Drei Aussagen waren Dr. Gerhard Höppler, Diözesanseelsorger in der Katholischen Landjugendbewegung (KLJB), der zusammen mit Werner Ehnle den Gottesdienst zelebrierte, in seiner Predigt besonders wichtig: Gott liebt den Menschen bedingungslos. Kameradschaft und Nächstenliebe gehören zusammen. Frieden beginnt bei jedem Einzelnen.

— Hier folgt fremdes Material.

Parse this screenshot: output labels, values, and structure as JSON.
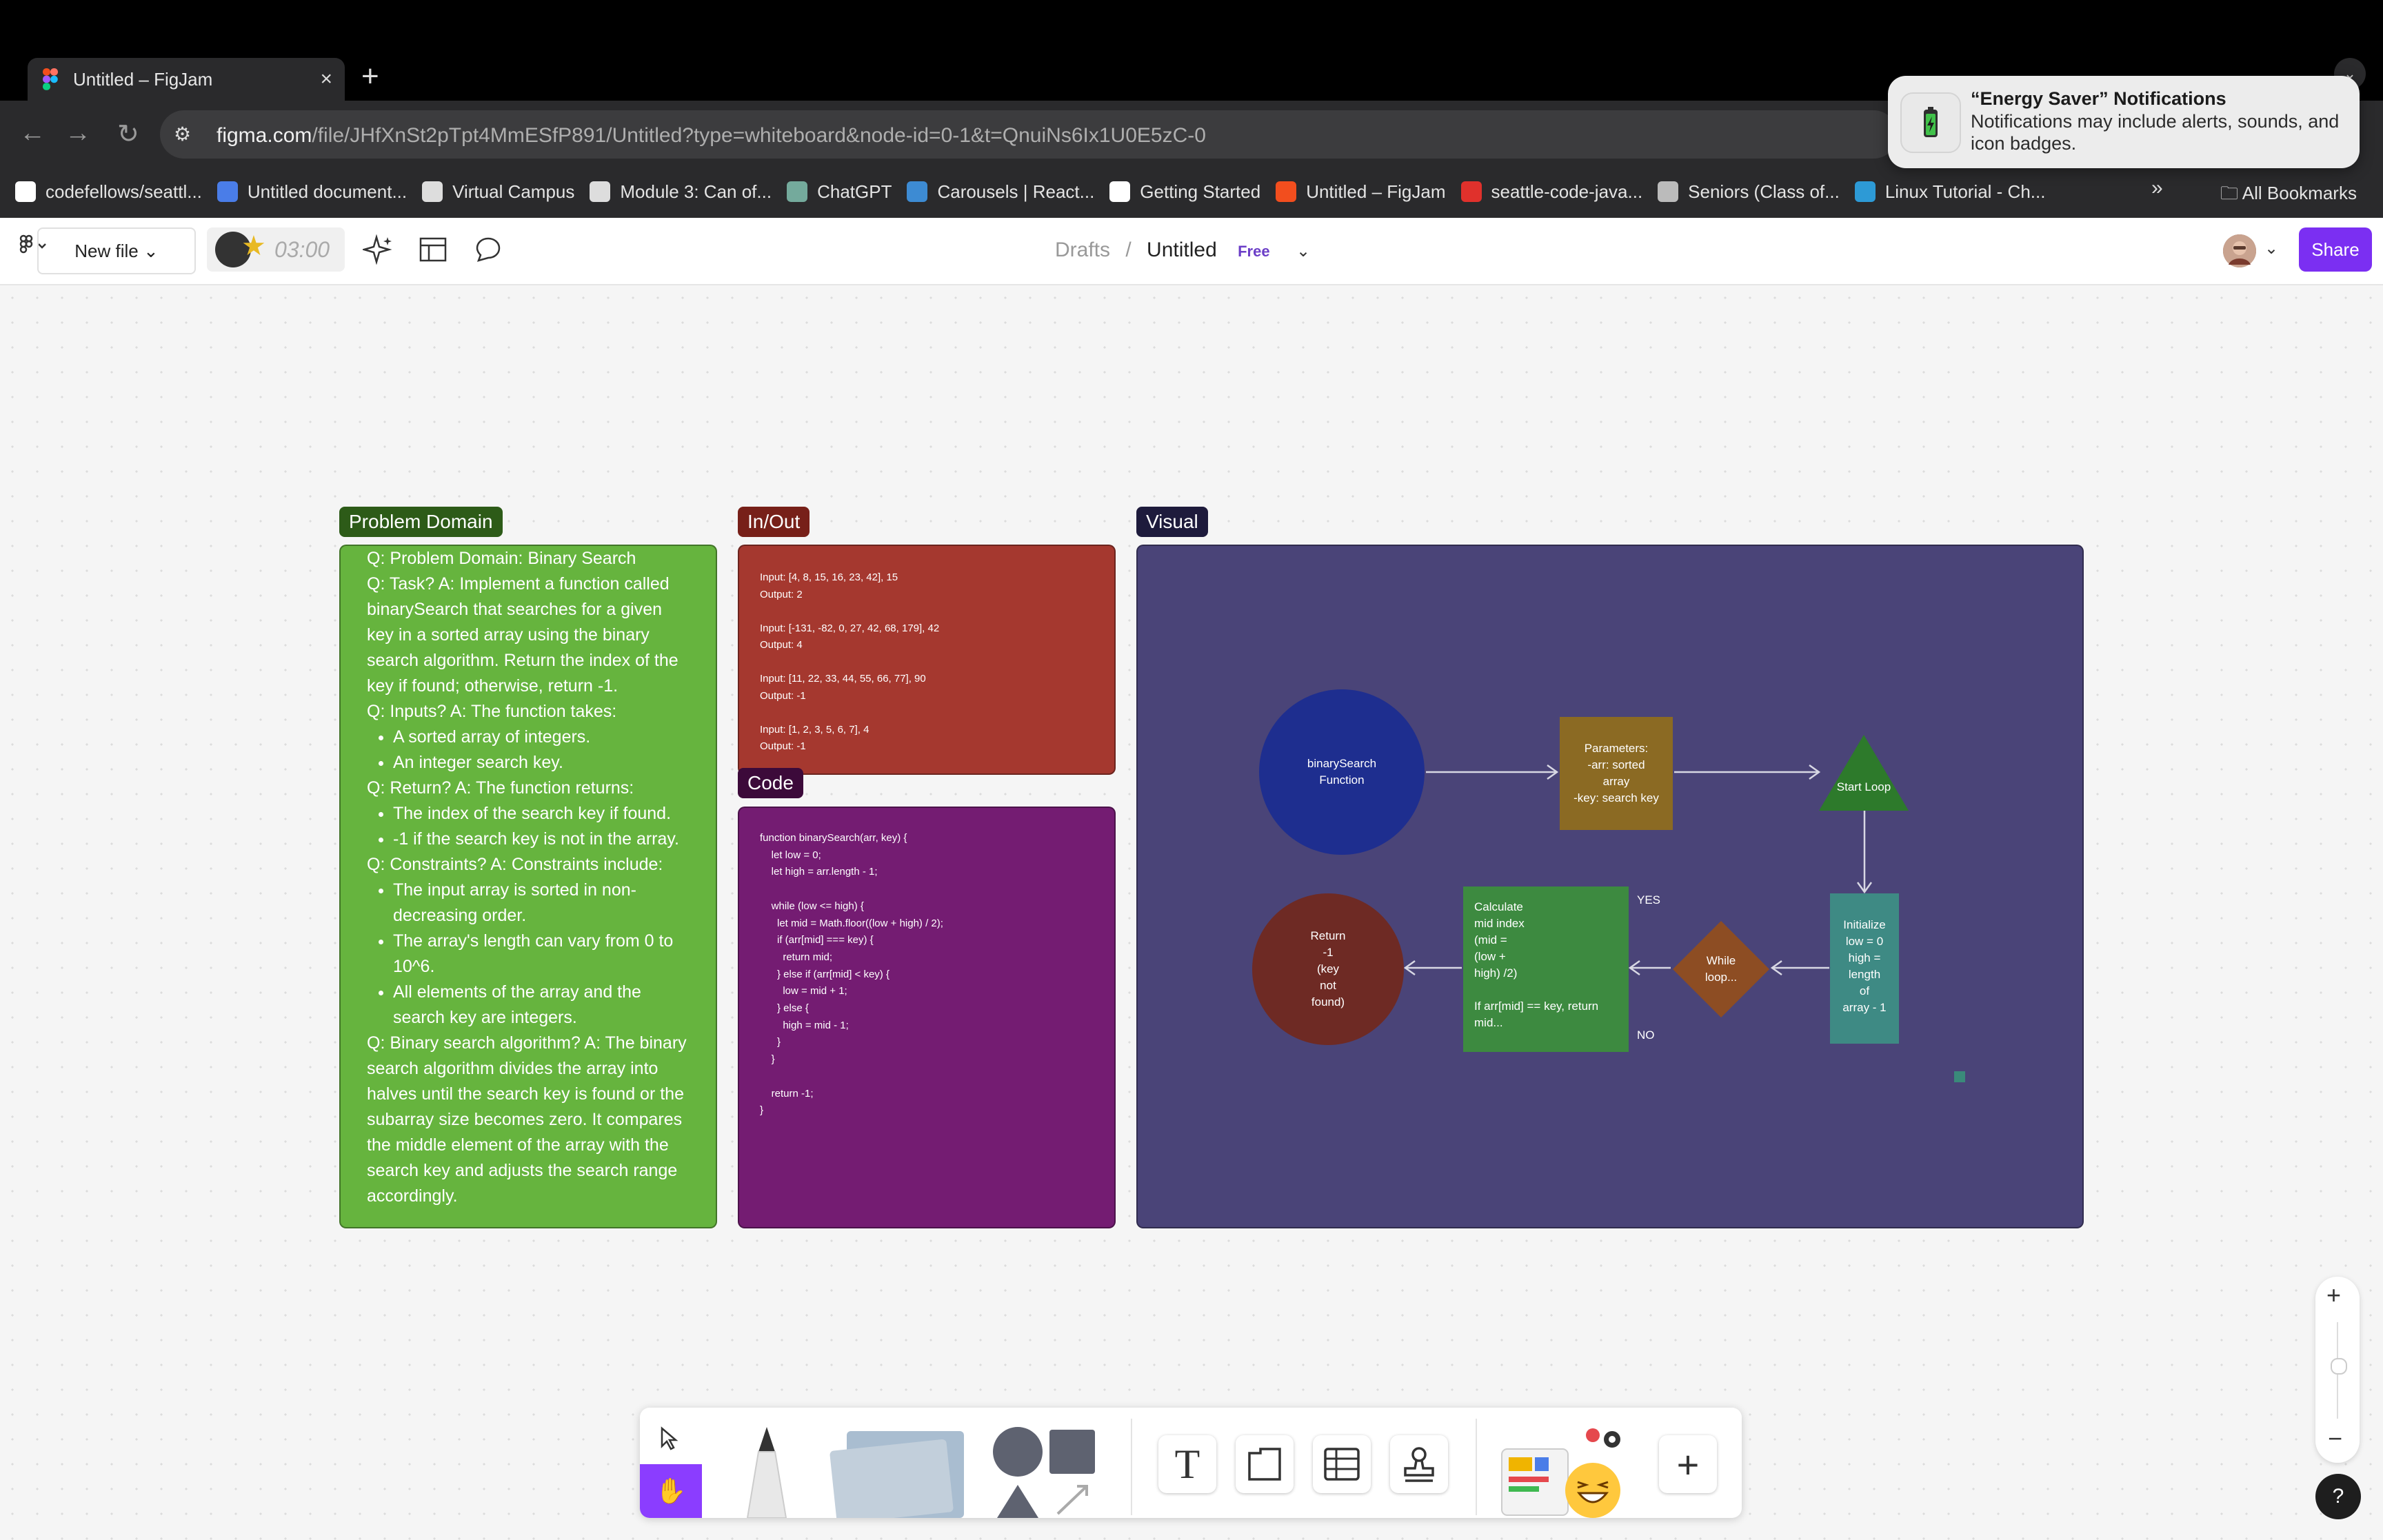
{
  "browser": {
    "tab_title": "Untitled – FigJam",
    "tab_close": "×",
    "new_tab": "+",
    "url_host": "figma.com",
    "url_path": "/file/JHfXnSt2pTpt4MmESfP891/Untitled?type=whiteboard&node-id=0-1&t=QnuiNs6Ix1U0E5zC-0",
    "bookmarks": [
      {
        "label": "codefellows/seattl...",
        "color": "#ffffff"
      },
      {
        "label": "Untitled document...",
        "color": "#4a7de8"
      },
      {
        "label": "Virtual Campus",
        "color": "#dddddd"
      },
      {
        "label": "Module 3: Can of...",
        "color": "#dddddd"
      },
      {
        "label": "ChatGPT",
        "color": "#74aa9c"
      },
      {
        "label": "Carousels | React...",
        "color": "#3d8bd3"
      },
      {
        "label": "Getting Started",
        "color": "#ffffff"
      },
      {
        "label": "Untitled – FigJam",
        "color": "#f24e1e"
      },
      {
        "label": "seattle-code-java...",
        "color": "#e0312c"
      },
      {
        "label": "Seniors (Class of...",
        "color": "#bbbbbb"
      },
      {
        "label": "Linux Tutorial - Ch...",
        "color": "#2d9ad6"
      }
    ],
    "bookmarks_more": "»",
    "all_bookmarks": "All Bookmarks"
  },
  "notification": {
    "title": "“Energy Saver” Notifications",
    "body": "Notifications may include alerts, sounds, and icon badges."
  },
  "figjam": {
    "new_file": "New file",
    "timer": "03:00",
    "breadcrumb_parent": "Drafts",
    "breadcrumb_sep": "/",
    "file_name": "Untitled",
    "plan_badge": "Free",
    "share": "Share"
  },
  "sections": {
    "problem_domain": {
      "label": "Problem Domain",
      "lines": [
        "Q: Problem Domain: Binary Search",
        "Q: Task? A: Implement a function called binarySearch that searches for a given key in a sorted array using the binary search algorithm. Return the index of the key if found; otherwise, return -1.",
        "Q: Inputs? A: The function takes:"
      ],
      "inputs_bullets": [
        "A sorted array of integers.",
        "An integer search key."
      ],
      "return_line": "Q: Return? A: The function returns:",
      "return_bullets": [
        "The index of the search key if found.",
        "-1 if the search key is not in the array."
      ],
      "constraints_line": "Q: Constraints? A: Constraints include:",
      "constraints_bullets": [
        "The input array is sorted in non-decreasing order.",
        "The array's length can vary from 0 to 10^6.",
        "All elements of the array and the search key are integers."
      ],
      "algorithm_line": "Q: Binary search algorithm? A: The binary search algorithm divides the array into halves until the search key is found or the subarray size becomes zero. It compares the middle element of the array with the search key and adjusts the search range accordingly."
    },
    "in_out": {
      "label": "In/Out",
      "text": "Input: [4, 8, 15, 16, 23, 42], 15\nOutput: 2\n\nInput: [-131, -82, 0, 27, 42, 68, 179], 42\nOutput: 4\n\nInput: [11, 22, 33, 44, 55, 66, 77], 90\nOutput: -1\n\nInput: [1, 2, 3, 5, 6, 7], 4\nOutput: -1"
    },
    "code": {
      "label": "Code",
      "text": "function binarySearch(arr, key) {\n    let low = 0;\n    let high = arr.length - 1;\n\n    while (low <= high) {\n      let mid = Math.floor((low + high) / 2);\n      if (arr[mid] === key) {\n        return mid;\n      } else if (arr[mid] < key) {\n        low = mid + 1;\n      } else {\n        high = mid - 1;\n      }\n    }\n\n    return -1;\n}"
    },
    "visual": {
      "label": "Visual",
      "nodes": {
        "binary_search": "binarySearch\nFunction",
        "parameters": "Parameters:\n-arr: sorted\narray\n-key: search key",
        "start_loop": "Start Loop",
        "initialize": "Initialize\nlow = 0\nhigh =\nlength\nof\narray - 1",
        "while_loop": "While\nloop...",
        "calculate": "Calculate\nmid index\n(mid =\n(low +\nhigh) /2)\n\nIf arr[mid] == key, return\nmid...",
        "return_neg": "Return\n-1\n(key\nnot\nfound)",
        "yes": "YES",
        "no": "NO"
      }
    }
  },
  "colors": {
    "problem_domain": "#66b43e",
    "in_out": "#a5382f",
    "code": "#741c72",
    "visual": "#4a4478",
    "accent": "#7b2ff2"
  }
}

Prediger Gerhard Höppler: „Ein Volk ohne Erinnerung verliert Orientierung“
Kameradschaft gehöre zu den wichtigsten Erfahrungen, die viele Soldaten machten, sagte Höppler. Er sagte: „Unsere Gesellschaft leidet weniger an materiellem Mangel, sondern an Beziehungsarmut.“ Der Frieden beginne nicht in Verträgen, sondern im Herzen. Beispielsweise am Arbeitsplatz, in der Nachbarschaft oder in den Vereinen. Dann formulierte der Prediger, der aus Augsburg-Hochzoll nach Maria Elend gekommen war, einen konkreten Vorschlag: „Mit wem müsste ich vielleicht wieder ins Gespräch kommen? Solche Schritte verändern nicht die Welt, aber einen Teil.“ Er mahnte, auch die Verstorbenen nicht zu vergessen: „Ein Volk ohne Erinnerung verliert Orientierung.“
Otmar Krumpholz, Präsident der Bayerischen Kameraden- und Soldatenvereinigung (BKV), betonte in seiner Gedenkrede: „Frieden gibt es nicht umsonst.“ Seine Ausführungen waren in erster Linie politisch geprägt. So befand er zum Beispiel: „Wir haben uns viel zu lange auf die USA verlassen.“ Der dortige Präsident Donald Trump sei unberechenbar, so Krumpholz. Er begrüßte es, dass die Bundeswehr nun verteidigungsfähig werden soll und dass Politiker und Generäle Russland als Bedrohung ansehen; die Zivilverteidigung hinke dem Plan allerdings noch zwei Jahre hinterher, merkte Krumpholz an.
Fahnen werden zum Gedenken an die Verstorbenen gesenkt
Zum Gedenken an die Verstorbenen und Vermissten wurden die Fahnen vorübergehend abgesenkt. Ebenfalls zum festen Programm der Kameraden- und Soldatenwallfahrt gehörten die Bayernhymne und die Nationalhymne sowie das Abfeuern von drei Böllerschüssen, während das Lied vom „Guten Kameraden“ intoniert wurde.